General Discussion
In reply to the discussion: Pew Research, May 27: "Free Trade Agreements Seen as Good for U.S." [View all]MFrohike
(1,980 posts)GATT was a general lowering of tariffs. With the notable exception of the northeast, that is a position that has been historically supported by most of America. The IMF and the World Bank were proposed in order to prevent liquidity crises in order to support the Breton Woods agreement. None of that is remotely comparable to the "trade" treaties of today. TPP and TTIP have virtually nothing to do with tariffs, since those are already covered under WTO (and are about as low as possible).
I ask if you're serious, because I don't see how you can be if you actually know anything about the institutions you mention. The issue today has nothing to do with free trade because, assuredly, we have it. The most optimistic estimates of the effect of the TPP on US GDP are a couple of percentage points over a 10 year period. Most of those assumed gains come from financial services and government granted monopolies. That's not a strong case for attacking what are euphemistically called "non-tariff barriers." It's not actual products made by American workers that are going to benefit, it's finance and those very government granted monopolies (patent and copyright) that will benefit. Given their commanding position in our economy as it is, do we really need to give them yet another leg up?

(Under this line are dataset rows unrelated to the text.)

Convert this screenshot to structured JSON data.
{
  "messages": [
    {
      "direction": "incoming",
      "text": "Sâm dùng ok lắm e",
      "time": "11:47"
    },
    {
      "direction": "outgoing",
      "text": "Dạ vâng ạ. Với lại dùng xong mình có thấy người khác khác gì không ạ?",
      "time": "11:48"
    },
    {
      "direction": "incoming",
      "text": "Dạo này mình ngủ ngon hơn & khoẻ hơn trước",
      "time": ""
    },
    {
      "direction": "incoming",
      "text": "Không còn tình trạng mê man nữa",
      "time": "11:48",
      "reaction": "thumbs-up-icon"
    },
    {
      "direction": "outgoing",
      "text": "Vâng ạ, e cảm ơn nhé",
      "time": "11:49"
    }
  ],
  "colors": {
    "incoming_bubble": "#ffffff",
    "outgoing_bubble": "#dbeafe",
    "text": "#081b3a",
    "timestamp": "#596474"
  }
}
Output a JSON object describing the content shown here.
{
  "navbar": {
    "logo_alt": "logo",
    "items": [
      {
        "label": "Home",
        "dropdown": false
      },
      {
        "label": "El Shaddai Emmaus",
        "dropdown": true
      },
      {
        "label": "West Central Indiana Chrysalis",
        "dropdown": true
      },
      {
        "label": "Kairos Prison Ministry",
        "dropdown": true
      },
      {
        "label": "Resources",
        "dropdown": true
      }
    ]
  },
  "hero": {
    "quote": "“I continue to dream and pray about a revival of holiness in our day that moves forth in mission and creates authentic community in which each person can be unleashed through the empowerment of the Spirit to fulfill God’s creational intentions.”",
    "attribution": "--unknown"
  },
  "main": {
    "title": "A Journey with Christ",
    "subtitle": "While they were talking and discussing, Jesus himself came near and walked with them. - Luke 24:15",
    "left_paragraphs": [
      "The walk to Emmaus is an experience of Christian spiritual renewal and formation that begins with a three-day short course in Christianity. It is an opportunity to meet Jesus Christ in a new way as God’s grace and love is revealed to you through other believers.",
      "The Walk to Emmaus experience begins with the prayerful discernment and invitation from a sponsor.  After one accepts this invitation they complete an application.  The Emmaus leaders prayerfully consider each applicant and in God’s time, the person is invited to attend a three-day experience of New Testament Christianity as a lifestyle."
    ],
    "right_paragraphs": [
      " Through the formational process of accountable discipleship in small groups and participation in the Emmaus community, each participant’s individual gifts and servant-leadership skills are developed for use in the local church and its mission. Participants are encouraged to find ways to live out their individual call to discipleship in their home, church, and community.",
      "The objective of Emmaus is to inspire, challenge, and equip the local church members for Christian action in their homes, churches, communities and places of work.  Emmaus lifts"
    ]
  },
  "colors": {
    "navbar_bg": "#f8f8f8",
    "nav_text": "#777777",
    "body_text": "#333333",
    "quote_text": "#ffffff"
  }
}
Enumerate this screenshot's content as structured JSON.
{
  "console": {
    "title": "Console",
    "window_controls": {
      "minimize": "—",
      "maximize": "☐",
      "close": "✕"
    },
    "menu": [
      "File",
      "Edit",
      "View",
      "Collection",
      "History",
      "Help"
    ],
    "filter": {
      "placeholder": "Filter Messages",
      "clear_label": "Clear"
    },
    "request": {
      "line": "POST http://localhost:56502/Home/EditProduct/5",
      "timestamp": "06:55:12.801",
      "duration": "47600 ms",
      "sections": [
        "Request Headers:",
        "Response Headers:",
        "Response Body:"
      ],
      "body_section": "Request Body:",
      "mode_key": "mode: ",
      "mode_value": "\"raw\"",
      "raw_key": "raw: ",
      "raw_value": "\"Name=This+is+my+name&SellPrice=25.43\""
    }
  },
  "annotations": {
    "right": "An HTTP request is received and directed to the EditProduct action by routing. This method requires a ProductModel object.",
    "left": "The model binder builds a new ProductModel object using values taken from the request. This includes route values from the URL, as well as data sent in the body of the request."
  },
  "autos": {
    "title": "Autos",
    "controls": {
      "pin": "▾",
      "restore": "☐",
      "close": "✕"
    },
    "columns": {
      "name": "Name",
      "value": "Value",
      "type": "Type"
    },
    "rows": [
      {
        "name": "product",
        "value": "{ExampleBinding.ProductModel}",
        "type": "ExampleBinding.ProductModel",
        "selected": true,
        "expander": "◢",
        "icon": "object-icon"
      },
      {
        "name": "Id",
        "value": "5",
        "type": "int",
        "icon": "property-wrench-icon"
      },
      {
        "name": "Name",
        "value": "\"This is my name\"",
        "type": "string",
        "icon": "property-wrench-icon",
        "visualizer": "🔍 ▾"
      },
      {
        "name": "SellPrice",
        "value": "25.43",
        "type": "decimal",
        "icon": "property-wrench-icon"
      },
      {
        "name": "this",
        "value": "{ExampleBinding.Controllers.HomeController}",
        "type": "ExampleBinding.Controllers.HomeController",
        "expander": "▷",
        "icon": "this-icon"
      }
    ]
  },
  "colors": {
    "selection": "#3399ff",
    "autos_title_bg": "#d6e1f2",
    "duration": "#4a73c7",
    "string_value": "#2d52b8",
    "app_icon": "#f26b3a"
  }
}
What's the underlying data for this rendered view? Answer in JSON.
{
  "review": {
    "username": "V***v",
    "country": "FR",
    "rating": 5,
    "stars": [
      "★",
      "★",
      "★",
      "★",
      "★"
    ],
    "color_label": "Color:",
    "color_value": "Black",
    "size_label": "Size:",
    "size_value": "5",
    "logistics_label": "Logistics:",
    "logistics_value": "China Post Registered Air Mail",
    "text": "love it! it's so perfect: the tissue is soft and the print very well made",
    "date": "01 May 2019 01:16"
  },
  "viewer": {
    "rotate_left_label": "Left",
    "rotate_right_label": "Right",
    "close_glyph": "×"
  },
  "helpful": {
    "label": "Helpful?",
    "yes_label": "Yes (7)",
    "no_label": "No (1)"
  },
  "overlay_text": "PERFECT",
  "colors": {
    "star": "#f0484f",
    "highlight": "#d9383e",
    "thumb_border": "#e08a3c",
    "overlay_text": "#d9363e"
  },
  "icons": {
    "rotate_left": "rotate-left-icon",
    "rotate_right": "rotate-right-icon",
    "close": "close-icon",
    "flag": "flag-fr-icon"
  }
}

GATT, the IMF, and the World Bank were a response to a genocidal war. They were a rational response to prior economic competition that had helped begin two world wars. If that is your concern, I suggest you contact Janet Yellen, Ben Bernanke, or Mario Draghi. Their QE and zero interest rate policies have enabled the largest currency war in history. That's a continuing source of diplomatic irritation and does not lend itself to a more peaceful world.